India is losing its sloth bears, also known as reech in the country. Killed out of fear, hunted for its body parts and driven out of its home the sloth bear is slowly moving towards a future when kids will only know it as a mythical, fairy world creature.

Present Population Status

15,000 remain in the country with major numbers in Maharashtra, Madhya Pradesh, Bihar, Orrisa and Chhatisgarh.

Bears are protected under schedule I of the Indian Wildlife (Protection) Act, 1972. All trade and export of their body parts has been banned. The forest department also gives compensation for bear attacks if there is a death or injury.
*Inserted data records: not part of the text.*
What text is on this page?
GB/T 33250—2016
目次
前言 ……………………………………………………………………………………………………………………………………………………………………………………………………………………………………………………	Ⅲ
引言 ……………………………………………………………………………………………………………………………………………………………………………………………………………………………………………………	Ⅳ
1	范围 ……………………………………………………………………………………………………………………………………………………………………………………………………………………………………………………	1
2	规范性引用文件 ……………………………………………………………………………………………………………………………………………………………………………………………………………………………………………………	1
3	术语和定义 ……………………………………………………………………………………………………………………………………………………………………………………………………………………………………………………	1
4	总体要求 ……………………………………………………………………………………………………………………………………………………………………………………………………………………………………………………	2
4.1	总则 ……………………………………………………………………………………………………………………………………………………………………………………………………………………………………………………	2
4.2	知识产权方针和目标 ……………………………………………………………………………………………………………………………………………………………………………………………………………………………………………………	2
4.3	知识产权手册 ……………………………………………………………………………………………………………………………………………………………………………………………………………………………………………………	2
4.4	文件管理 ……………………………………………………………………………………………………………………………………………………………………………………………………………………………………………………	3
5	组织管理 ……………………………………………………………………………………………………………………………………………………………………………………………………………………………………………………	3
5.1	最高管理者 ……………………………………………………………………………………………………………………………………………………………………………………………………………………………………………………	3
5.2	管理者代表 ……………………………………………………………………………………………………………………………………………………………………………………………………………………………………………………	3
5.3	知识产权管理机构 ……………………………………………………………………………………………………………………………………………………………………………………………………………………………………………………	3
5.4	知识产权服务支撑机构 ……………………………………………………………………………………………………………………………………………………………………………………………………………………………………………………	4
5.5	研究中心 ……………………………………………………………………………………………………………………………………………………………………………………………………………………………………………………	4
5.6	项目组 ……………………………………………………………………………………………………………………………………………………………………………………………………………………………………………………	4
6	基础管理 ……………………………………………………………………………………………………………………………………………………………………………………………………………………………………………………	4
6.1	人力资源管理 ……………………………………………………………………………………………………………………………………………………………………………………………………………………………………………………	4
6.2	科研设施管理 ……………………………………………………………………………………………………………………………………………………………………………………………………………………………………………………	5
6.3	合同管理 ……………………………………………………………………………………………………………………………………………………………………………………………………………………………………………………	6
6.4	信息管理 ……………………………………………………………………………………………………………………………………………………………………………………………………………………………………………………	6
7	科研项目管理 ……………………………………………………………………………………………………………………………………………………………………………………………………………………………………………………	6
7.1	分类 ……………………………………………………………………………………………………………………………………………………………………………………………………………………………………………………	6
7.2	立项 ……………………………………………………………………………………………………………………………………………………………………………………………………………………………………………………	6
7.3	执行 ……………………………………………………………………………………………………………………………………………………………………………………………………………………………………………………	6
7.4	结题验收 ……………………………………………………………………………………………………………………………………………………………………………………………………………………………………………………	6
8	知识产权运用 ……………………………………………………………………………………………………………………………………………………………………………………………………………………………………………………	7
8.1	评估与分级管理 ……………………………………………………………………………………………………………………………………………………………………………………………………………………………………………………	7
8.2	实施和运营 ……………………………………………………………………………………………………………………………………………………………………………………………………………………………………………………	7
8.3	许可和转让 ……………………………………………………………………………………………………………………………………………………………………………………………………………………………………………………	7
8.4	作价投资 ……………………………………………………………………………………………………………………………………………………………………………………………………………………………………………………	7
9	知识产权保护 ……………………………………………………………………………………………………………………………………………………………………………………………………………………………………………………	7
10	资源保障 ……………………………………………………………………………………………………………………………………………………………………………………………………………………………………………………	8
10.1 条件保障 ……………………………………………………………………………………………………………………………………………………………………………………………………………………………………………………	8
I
What is threatening the animal?

1. Habitat fragmentation and destruction –

Encroachment of land even inside the protected areas is prevalent in almost all states, according to a WII survey.

Ajay Pillarisett, assistant conservator of forest, Tadoba tiger reserve, says “A fragmented habitat means they have to travel longer distances to get fruits, mites, ants and plant material,” he said. “Sloth bears have poor eyesight, but a strong sense of smell. Their eyes are directed at the ground while they are searching for food. When there is human presence close by, they attack in self-defence.”

2. Human animal conflict –

Food resources of humans and bears are almost the same. Mahua flowers are used by tribal community to make wine and flour. The tendu leaves are utilized to make bidis and other forest fruits are consumed too by humans, leaving scarce options for the bears. When people come collecting for this resources, the animal therefore is bound to react and attack.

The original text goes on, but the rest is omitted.